So you want to believe in magic, do you? That’s the conclusion I draw from the unusually high interest in my last post, The Magical Now, second only to my June post explaining spirituality to Supreme Court Justice Anton Scalia.
Or maybe there are just a lot of folks off work this week with extra time to read random blogs.
Whatever the reason, my response as a blogger must be to draft another post with the word “magical” in the title because it’s all about views and likes and followers and statistics. Right? One must build one’s “platform.”
Not so much. That’s what I was told when I started blogging, but the stats goal has proved less than inspiring — hardly worth emptying your heart onto the page week after week, year after year. Catchy titles or no, blogging, for me, is mostly about connecting: with people, with ideas, and with spirit.
Which brings us back to magic.
Magic is about connection. Connecting the dots, connecting the seen with the unseen, connecting with elements or spirits or entities greater than ourselves.
Magic is also about control, or the hope of control. The official definition of magic is “the power of apparently influencing the course of events by using mysterious or supernatural forces.” Ah, yes, the illusion of control. How well I remember it.

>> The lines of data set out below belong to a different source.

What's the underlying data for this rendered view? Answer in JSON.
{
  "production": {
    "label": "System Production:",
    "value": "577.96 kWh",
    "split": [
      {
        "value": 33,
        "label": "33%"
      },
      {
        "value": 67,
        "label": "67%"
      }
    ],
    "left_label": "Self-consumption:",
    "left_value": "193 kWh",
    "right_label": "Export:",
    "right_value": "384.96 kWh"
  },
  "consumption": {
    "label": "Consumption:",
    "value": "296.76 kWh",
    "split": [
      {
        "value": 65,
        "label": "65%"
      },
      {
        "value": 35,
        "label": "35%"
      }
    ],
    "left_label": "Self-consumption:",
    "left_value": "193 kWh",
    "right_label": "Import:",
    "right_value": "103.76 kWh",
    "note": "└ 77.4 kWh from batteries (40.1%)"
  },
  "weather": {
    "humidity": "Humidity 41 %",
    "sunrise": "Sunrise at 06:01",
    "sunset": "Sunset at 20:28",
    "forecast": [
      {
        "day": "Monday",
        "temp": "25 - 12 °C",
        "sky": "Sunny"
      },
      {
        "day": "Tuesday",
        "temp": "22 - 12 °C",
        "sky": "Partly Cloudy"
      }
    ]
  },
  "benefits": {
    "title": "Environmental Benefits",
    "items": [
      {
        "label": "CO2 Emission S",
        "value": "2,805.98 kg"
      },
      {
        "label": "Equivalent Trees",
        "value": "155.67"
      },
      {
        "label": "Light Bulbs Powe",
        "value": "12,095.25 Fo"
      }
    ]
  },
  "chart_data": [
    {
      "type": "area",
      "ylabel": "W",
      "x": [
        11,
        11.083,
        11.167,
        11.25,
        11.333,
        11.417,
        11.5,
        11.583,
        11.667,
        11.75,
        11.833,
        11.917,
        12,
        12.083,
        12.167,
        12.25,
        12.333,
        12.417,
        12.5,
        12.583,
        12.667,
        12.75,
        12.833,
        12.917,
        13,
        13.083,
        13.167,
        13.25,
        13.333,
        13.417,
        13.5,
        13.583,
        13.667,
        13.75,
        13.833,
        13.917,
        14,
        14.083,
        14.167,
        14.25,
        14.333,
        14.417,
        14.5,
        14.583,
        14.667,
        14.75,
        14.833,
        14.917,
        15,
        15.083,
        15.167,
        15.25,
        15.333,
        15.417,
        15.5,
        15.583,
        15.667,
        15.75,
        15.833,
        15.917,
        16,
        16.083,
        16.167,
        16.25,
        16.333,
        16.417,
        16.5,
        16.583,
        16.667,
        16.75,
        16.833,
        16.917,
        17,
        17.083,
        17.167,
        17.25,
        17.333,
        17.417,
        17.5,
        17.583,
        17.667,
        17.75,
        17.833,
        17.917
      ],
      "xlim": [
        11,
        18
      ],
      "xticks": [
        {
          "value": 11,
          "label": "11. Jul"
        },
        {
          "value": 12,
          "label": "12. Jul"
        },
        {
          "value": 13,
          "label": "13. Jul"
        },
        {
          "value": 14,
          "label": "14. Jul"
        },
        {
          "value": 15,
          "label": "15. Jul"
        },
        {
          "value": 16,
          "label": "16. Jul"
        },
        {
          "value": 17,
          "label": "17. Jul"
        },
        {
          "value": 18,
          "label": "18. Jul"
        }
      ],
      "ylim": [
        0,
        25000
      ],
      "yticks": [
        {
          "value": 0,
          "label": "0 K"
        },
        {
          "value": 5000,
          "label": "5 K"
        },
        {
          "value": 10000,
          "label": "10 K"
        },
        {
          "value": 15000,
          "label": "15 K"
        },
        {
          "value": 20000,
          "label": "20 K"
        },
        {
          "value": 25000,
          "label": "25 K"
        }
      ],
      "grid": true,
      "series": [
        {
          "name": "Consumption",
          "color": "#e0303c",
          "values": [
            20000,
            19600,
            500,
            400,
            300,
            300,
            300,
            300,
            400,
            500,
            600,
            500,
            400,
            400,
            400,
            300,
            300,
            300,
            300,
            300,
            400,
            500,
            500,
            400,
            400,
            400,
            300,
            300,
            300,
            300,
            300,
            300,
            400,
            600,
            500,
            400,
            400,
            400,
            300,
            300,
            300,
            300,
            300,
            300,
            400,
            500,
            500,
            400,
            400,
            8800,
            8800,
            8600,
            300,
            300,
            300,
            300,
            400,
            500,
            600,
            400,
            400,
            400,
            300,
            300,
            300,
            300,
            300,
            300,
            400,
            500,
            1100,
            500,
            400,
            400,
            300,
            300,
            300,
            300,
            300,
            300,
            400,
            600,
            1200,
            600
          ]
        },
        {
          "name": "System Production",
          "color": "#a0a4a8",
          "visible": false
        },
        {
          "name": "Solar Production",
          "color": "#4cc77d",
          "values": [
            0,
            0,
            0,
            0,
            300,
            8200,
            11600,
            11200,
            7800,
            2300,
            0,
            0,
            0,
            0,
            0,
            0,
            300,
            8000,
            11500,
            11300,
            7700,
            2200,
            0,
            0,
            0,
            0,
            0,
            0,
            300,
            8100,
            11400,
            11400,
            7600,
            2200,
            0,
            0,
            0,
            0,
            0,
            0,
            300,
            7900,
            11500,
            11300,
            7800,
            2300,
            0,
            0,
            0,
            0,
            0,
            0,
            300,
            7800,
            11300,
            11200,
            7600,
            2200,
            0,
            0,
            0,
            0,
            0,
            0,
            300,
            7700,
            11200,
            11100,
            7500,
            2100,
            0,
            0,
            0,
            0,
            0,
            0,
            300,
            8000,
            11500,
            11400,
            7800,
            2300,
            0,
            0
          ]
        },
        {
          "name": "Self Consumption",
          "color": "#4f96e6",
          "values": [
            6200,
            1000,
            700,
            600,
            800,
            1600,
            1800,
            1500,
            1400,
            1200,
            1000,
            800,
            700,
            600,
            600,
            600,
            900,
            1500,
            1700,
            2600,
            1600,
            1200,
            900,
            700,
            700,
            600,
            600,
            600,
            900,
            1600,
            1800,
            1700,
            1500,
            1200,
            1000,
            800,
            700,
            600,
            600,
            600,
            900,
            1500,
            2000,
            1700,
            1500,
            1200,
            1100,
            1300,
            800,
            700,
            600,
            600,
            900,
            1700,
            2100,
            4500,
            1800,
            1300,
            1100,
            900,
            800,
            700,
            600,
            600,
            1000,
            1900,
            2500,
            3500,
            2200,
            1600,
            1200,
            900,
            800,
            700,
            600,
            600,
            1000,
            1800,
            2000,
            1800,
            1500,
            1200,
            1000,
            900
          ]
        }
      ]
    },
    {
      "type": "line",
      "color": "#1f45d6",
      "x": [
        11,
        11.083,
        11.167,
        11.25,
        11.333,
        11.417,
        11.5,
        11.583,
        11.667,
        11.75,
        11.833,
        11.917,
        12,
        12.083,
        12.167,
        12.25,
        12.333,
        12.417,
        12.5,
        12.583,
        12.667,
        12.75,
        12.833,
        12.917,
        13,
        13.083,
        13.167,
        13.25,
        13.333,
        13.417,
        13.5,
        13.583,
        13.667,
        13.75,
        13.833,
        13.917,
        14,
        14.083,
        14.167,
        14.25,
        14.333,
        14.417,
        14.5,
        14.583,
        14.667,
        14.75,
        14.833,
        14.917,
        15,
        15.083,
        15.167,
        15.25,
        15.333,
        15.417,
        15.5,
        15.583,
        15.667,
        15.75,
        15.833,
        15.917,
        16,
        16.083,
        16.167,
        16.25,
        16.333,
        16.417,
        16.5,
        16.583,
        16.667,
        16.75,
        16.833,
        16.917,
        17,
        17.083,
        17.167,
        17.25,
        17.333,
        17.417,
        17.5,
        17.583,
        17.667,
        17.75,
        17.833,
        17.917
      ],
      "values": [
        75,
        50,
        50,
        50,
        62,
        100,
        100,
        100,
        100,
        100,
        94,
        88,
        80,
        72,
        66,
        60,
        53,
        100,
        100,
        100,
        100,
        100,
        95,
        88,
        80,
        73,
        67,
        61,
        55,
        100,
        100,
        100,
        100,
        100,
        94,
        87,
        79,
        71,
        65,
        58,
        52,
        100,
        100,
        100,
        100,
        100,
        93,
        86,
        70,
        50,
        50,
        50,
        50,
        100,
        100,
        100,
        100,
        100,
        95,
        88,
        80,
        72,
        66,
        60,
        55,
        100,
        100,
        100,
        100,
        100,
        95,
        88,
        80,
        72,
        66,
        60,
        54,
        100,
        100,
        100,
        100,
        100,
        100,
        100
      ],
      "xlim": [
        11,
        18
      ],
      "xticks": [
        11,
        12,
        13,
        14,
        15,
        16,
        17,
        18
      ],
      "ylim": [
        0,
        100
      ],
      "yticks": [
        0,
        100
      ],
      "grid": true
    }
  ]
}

Surrendering to the Season
The enchantment that reigns during this ‘in-between,” liminal Christmas week is of the connection variety, not the control variety. It’s spiritual, more than magical. It’s about surrendering the need to control, and connecting to the peace and love of the season.
But that doesn’t mean you don’t have some control. You do. You have choices.
This week, you can choose to slow down enough to notice the spiritual. Allow the waters of your soul to calm so that you can see past the surface to what’s underneath.
You can choose to open your hands and accept the gift of grace that’s offered at this time of year. You may not be able to “influence the course of events” through magic, but you might find a touch of what the bible calls “the peace that passes all understanding.”
“The Darkness Draws Back”
In Shakespeare’s Hamlet, Marcellus waxes eloquent about this “gracious” season “wherein our Saviour’s birth is celebrated,” and “the bird of dawning singeth all night long;” the rooster’s crowing keeps the powers of darkness at bay.
Horatio responds, “So have I heard, and do in part believe.” Like many of us, Horatio kind of wants to believe, but he can’t quite allow his mind to surrender to the truth he senses in his spirit.
One of my favorite lines in the bible is a man telling Jesus, “Lord, I believe; help my unbelief.” He recognizes that we need divine help to release our illusions of control, to let go of our agendas, to be still and stand in the threshold between this world and the next, hands unclenched and wide open.
I like how author Frederick Buechner frames the choice we have this week:
“At Christmastime it is hard even for the unbeliever not to believe in something if not in everything. Peace on earth, good will to men; a dream of innocence that is good to hold on to even if it is only a dream; the mystery of being a child; the possibility of hope . . . For a moment or two, the darkness of disenchantment, cynicism, doubt, draw back at least a little, and all the usual worldly witcheries lose something of their power to charm. Maybe we cannot manage to believe with all our hearts. But as long as the moments last, we can believe that this is of all things the thing most worth believing. And that may not be as far as it sounds from what belief is.”
May your magical moments last. Happy new year!